AbsaOSS/pramen

Add the ability to store arbitrary metadata for metastore tables.

Closed this issue · 2 comments

Background

This is needed to remember a state between pipeline operations, such as accuracy and control metrics.

Feature

Add the ability to store arbitrary metadata for metastore tables.

Example

def run(metastore: MetastoreReader, ... ) = {
  metastore.setMetadata("my_table", infoDate, "my_metric", "43")

  val valueOpt = metastore.getMetadata("my_table", infoDate, "my_metric")
}

Proposed Solution

Extend metastoreReader with 'getMetadata/setMetadata' methods that allow storing metadata for tables and info dates. Persisi metadata in the bookkeeping database.
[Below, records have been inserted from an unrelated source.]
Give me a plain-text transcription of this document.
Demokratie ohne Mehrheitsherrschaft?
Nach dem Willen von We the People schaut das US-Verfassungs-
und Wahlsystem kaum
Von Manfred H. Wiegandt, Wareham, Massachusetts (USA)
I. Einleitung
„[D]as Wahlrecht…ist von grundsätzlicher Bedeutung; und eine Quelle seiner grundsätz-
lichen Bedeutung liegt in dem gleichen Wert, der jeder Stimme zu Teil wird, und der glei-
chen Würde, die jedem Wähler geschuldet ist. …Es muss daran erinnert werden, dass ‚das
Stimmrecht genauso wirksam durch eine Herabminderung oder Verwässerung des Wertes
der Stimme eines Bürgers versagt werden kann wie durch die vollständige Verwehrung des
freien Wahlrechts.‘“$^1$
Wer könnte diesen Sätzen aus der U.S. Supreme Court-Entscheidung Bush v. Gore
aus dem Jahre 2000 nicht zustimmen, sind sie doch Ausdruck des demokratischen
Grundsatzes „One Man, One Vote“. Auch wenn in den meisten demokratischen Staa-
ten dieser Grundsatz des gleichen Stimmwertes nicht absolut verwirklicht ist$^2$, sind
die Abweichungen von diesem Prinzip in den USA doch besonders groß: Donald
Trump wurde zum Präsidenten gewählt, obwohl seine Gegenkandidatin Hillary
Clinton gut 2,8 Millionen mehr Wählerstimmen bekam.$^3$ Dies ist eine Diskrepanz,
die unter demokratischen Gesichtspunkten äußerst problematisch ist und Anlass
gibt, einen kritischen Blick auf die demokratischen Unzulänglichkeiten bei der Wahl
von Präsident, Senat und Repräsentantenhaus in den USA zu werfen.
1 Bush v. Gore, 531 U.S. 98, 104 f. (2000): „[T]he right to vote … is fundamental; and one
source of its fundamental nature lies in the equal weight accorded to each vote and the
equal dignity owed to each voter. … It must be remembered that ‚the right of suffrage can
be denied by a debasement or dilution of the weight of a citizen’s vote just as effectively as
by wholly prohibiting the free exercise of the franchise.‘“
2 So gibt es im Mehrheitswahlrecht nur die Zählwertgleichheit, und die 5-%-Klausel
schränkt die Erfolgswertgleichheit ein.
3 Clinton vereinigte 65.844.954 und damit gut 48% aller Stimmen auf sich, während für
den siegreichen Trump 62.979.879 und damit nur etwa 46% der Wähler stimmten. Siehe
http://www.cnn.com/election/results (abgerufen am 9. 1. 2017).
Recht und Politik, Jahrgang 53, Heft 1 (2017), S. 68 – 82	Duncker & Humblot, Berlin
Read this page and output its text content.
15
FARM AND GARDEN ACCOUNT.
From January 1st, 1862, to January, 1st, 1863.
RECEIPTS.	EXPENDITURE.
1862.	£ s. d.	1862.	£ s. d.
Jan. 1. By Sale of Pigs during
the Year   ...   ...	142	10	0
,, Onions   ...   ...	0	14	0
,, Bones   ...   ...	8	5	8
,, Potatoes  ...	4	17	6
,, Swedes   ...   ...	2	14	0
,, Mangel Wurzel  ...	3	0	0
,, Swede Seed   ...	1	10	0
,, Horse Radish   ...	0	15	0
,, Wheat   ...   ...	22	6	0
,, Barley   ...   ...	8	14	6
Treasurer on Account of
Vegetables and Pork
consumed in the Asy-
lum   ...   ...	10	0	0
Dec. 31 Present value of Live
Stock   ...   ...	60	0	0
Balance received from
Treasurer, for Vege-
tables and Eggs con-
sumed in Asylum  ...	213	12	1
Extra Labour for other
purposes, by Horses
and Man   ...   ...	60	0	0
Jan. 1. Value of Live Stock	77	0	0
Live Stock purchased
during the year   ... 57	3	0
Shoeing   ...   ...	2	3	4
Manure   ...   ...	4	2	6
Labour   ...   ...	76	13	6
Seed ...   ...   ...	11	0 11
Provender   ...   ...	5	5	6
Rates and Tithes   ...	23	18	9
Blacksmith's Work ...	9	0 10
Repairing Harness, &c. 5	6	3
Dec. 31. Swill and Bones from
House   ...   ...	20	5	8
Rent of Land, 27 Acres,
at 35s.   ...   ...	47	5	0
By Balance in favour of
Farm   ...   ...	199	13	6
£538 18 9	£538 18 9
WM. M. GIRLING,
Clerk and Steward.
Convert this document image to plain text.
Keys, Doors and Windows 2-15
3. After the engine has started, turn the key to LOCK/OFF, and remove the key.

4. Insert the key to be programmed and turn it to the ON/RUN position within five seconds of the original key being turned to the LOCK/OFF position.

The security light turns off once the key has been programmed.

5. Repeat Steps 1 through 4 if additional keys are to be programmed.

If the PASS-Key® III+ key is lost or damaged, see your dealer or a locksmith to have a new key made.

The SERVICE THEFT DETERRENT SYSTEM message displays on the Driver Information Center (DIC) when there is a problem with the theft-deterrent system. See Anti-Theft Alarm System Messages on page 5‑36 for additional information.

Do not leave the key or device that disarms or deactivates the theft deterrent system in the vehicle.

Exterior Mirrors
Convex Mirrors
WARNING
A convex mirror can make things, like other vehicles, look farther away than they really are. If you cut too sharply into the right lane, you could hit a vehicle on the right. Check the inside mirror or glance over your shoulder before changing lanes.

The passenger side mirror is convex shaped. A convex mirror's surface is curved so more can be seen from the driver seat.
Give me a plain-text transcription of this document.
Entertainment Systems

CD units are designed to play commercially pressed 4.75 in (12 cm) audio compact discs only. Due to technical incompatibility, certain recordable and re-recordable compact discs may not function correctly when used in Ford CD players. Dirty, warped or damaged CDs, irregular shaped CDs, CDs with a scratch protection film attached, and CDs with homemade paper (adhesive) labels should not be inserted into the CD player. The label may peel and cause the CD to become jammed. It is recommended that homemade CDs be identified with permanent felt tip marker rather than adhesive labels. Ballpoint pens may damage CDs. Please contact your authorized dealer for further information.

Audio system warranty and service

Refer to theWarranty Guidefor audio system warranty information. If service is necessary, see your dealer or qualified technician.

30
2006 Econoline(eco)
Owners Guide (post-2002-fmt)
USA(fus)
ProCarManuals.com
Maybe you like the solution more if you use the native schema Field metadata [1]. You can bind the metadata to each column, without a need to use the bookkeeper. If you'd like to have a df level metadata, you can set it to some service column.

[1] https://spark.apache.org/docs/latest/api/python/reference/pyspark.sql/api/pyspark.sql.DataFrame.withMetadata.html

Schema metadata might be something to have as well. However, in this case I want to have a metadata set for each parttion/info_date separately.

my_table / 2023-09-20 / record_count=100
my_table / 2023-09-21 / record_count=121
...

Btw, on a different topic - Pramen already supports 'comment' column metadata field, that translates into column description of parquet files. It is used in Hive DDL to add column descriptions, but I haven't tested it much.